When an appellate court confronts a statute, it gives statutory language its plain and ordinary meaning and will not resort to interpretation to ascertain the meaning of statutory words which are plain, direct, and unambiguous.
See Blaser v. County of Madison, 285 Neb. 290, 826 N.W.2d 554 (2013).
As was the case for the parties' first appearance before this court, the outcome of this case hinges on our reading of § 31-224. The language of this statute has not been changed since our decision in 1993. See Barthel v. Liermann, 2 Neb.App. 347, 509 N.W.2d 660 (1993). When judicial interpretation of a statute has not evoked a legislative amendment, it is presumed that the Legislature has acquiesced in the court's interpretation. State v. Policky, 285 Neb. 612, 828 N.W.2d 163 (2013).
Based upon our independent review of § 31-224, we reject the Barthels' proposed interpretation. This section clearly imposes upon a landowner the duty to clean a drainage ditch once a year, between March 1 and April 15. In § 31-224, the phrase
" at least" prior to " once a year" indicates that a landowner may have a duty to clear the ditch more than once during the specified period of March 1 to April 15, if the flow of water again becomes obstructed during this period. However, nothing in the statute can be interpreted to require a landowner to clean a drainage ditch outside the March 1 to April 15 period if the flow of water becomes obstructed at any other time during the year.
[21 Neb.App. 739] We agree with the district court's finding that the statute does not mandate a continuing, yearlong obligation to keep the ditch clean. This assignment of error is without merit.
Did Liermanns Comply With Their Obligation to Clean Ditch?
At trial, Charles gave extensive explanation of the procedures his family utilizes when cleaning out the ditch in order to comply with the statute and the previous injunction. He testified that every year, he surveys the ditch, calculates the necessary depth, and then excavates or fills the ditch as required according to the NRCS grade. Charles testified that his family hires a professional excavator to handle the cleaning when extensive work is necessary. A yearly schedule of the maintenance performed by the Liermanns on the ditch was also received in evidence.

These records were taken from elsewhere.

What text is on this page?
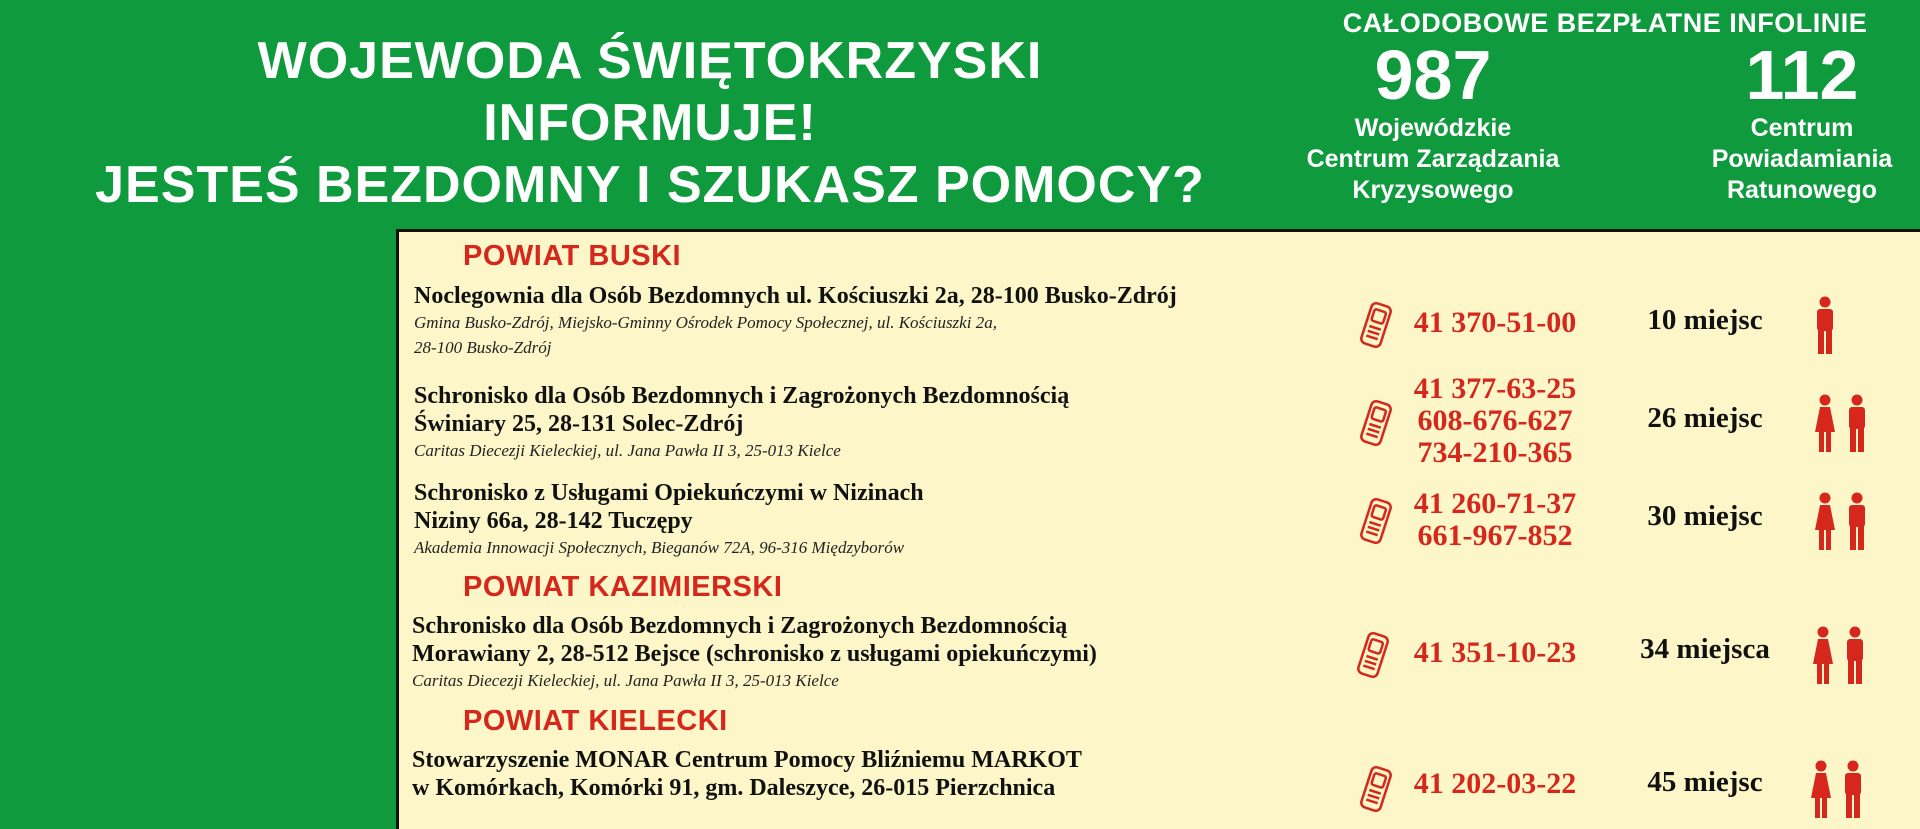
WOJEWODA ŚWIĘTOKRZYSKI
INFORMUJE!
JESTEŚ BEZDOMNY I SZUKASZ POMOCY?
CAŁODOBOWE BEZPŁATNE INFOLINIE
987
Wojewódzkie
Centrum Zarządzania
Kryzysowego
112
Centrum
Powiadamiania
Ratunowego
POWIAT BUSKI
POWIAT KAZIMIERSKI
POWIAT KIELECKI
Noclegownia dla Osób Bezdomnych ul. Kościuszki 2a, 28-100 Busko-Zdrój
Gmina Busko-Zdrój, Miejsko-Gminny Ośrodek Pomocy Społecznej, ul. Kościuszki 2a,
28-100 Busko-Zdrój
41 370-51-00	10 miejsc
Schronisko dla Osób Bezdomnych i Zagrożonych Bezdomnością
Świniary 25, 28-131 Solec-Zdrój
Caritas Diecezji Kieleckiej, ul. Jana Pawła II 3, 25-013 Kielce
41 377-63-25
608-676-627
734-210-365
26 miejsc
Schronisko z Usługami Opiekuńczymi w Nizinach
Niziny 66a, 28-142 Tuczępy
Akademia Innowacji Społecznych, Bieganów 72A, 96-316 Międzyborów
41 260-71-37
661-967-852
30 miejsc
Schronisko dla Osób Bezdomnych i Zagrożonych Bezdomnością
Morawiany 2, 28-512 Bejsce (schronisko z usługami opiekuńczymi)
Caritas Diecezji Kieleckiej, ul. Jana Pawła II 3, 25-013 Kielce
41 351-10-23	34 miejsca
Stowarzyszenie MONAR Centrum Pomocy Bliźniemu MARKOT
w Komórkach, Komórki 91, gm. Daleszyce, 26-015 Pierzchnica	41 202-03-22	45 miejsc
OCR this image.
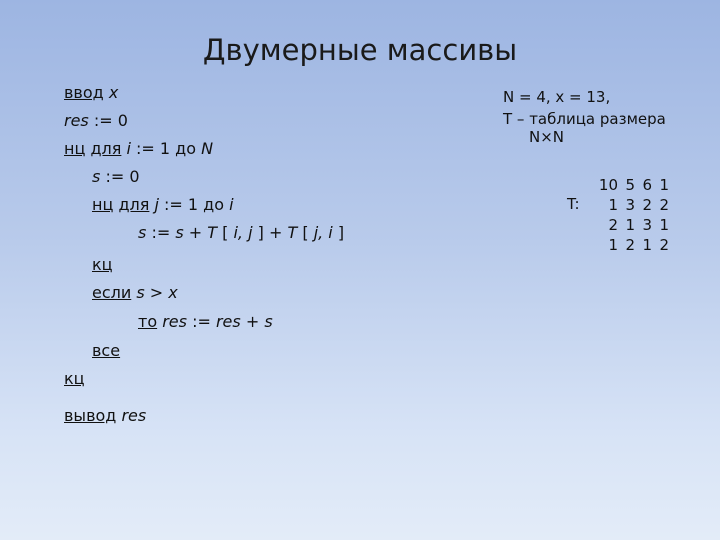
Двумерные массивы
ввод x
res := 0
нц для i := 1 до N
s := 0
нц для j := 1 до i
s := s + T [ i, j ] + T [ j, i ]
кц
если s > x
то res := res + s
все
кц
вывод res
N = 4, x = 13,
T – таблица размера
N×N
T:
10 5 6 1
1 3 2 2
2 1 3 1
1 2 1 2
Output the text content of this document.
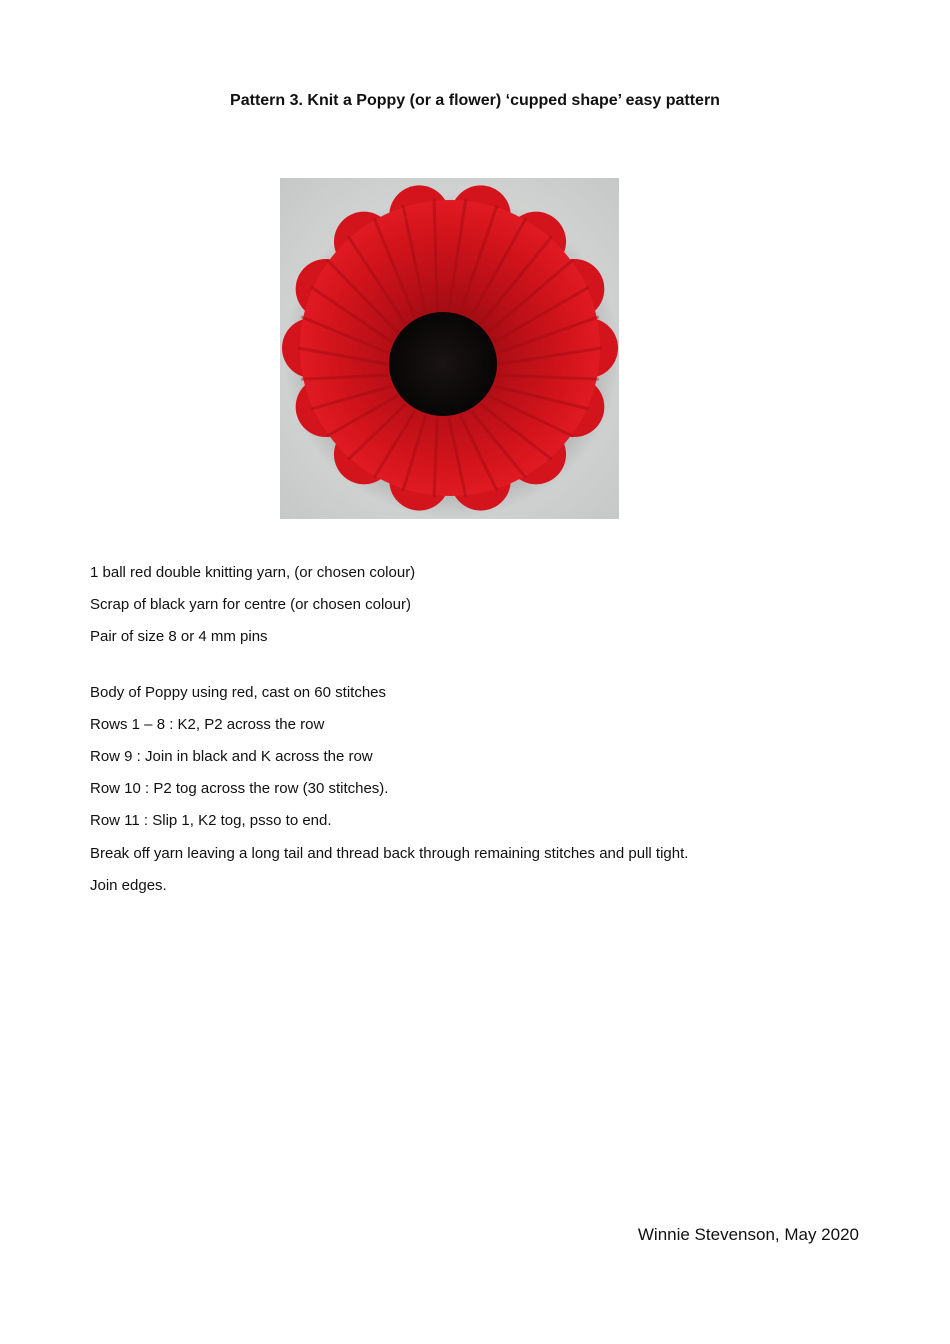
Pattern 3. Knit a Poppy (or a flower) ‘cupped shape’ easy pattern
1 ball red double knitting yarn, (or chosen colour)
Scrap of black yarn for centre (or chosen colour)
Pair of size 8 or 4 mm pins
Body of Poppy using red, cast on 60 stitches
Rows 1 – 8 : K2, P2 across the row
Row 9 : Join in black and K across the row
Row 10 : P2 tog across the row (30 stitches).
Row 11 : Slip 1, K2 tog, psso to end.
Break off yarn leaving a long tail and thread back through remaining stitches and pull tight.
Join edges.
Winnie Stevenson, May 2020
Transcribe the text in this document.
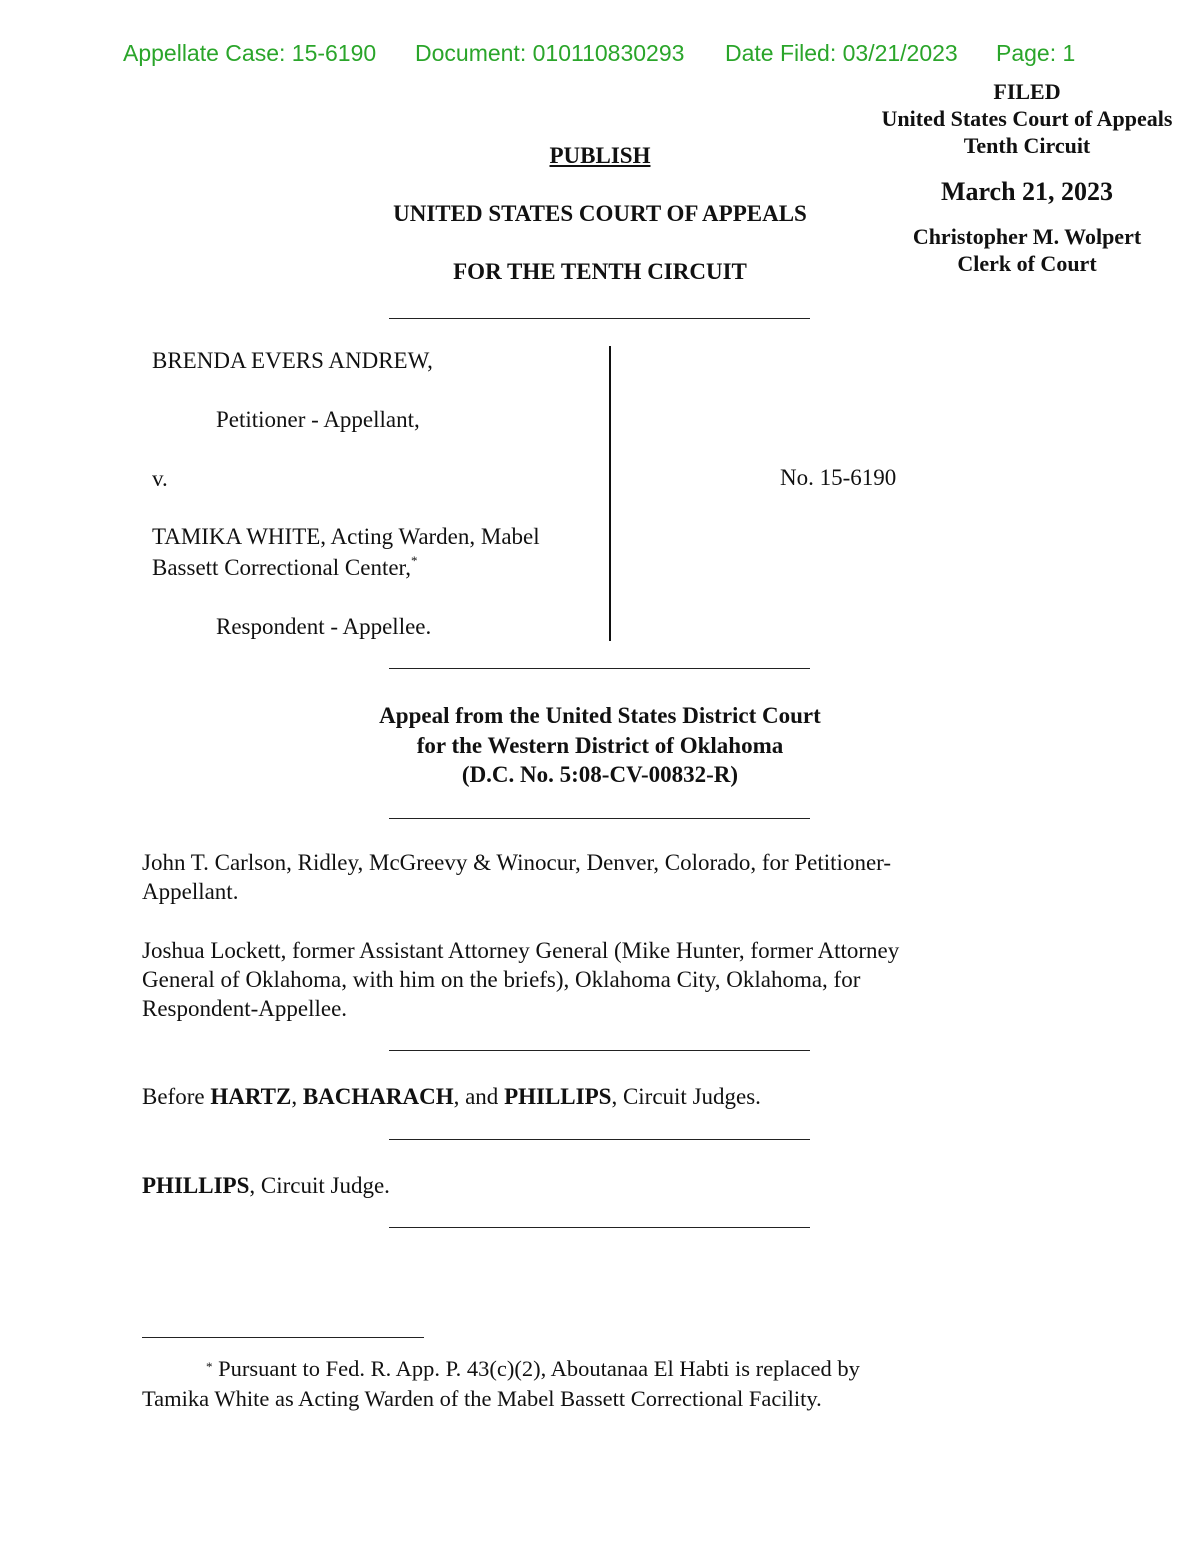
Appellate Case: 15-6190 Document: 010110830293 Date Filed: 03/21/2023 Page: 1
FILED
United States Court of Appeals
Tenth Circuit
March 21, 2023
Christopher M. Wolpert
Clerk of Court
PUBLISH
UNITED STATES COURT OF APPEALS
FOR THE TENTH CIRCUIT
BRENDA EVERS ANDREW,
Petitioner - Appellant,
v.
TAMIKA WHITE, Acting Warden, Mabel
Bassett Correctional Center,*
Respondent - Appellee.
No. 15-6190
Appeal from the United States District Court
for the Western District of Oklahoma
(D.C. No. 5:08-CV-00832-R)
John T. Carlson, Ridley, McGreevy & Winocur, Denver, Colorado, for Petitioner-
Appellant.
Joshua Lockett, former Assistant Attorney General (Mike Hunter, former Attorney
General of Oklahoma, with him on the briefs), Oklahoma City, Oklahoma, for
Respondent-Appellee.
Before HARTZ, BACHARACH, and PHILLIPS, Circuit Judges.
PHILLIPS, Circuit Judge.
* Pursuant to Fed. R. App. P. 43(c)(2), Aboutanaa El Habti is replaced by
Tamika White as Acting Warden of the Mabel Bassett Correctional Facility.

Although Dorothy contended that the Liermanns had not properly cleaned the ditch, she failed to present evidence to contradict the Liermanns' evidence regarding their compliance with the statute. Dorothy did not offer evidence of the actual grade of the ditch after the Liermanns' annual maintenance in order to show whether they had complied with the statute or the NRCS survey. While Dorothy's photographic evidence showed a flooded hay meadow, these photographs showed the condition of the ditch outside of the required March 1 to April 15 cleaning period. Furthermore, Etler's testimony did not address whether the Liermanns had complied with their statutory duty; rather, his testimony focused on what he found to be problems with the NRCS survey establishing the grade in 2000 and the need for systemwide changes to the ditch. However, this issue was not before the district court.
Based on our review of the evidence, we conclude that the district court did not err when it determined that the Liermanns had complied with their obligation to clean the ditch.
Having found that the Liermanns complied with their obligation to clean the ditch, we do not reach the Barthels' damages arguments. An appellate court is not obligated to engage [21 Neb.App. 740] in an analysis that is not necessary to adjudicate the case and controversy before it. State v. Pangborn, 286 Neb. 363, 836 N.W.2d 790 (2013).
Having determined that the district court properly construed § 31-224 and did not err when finding the Liermanns had complied with this section, we affirm the district court's judgment.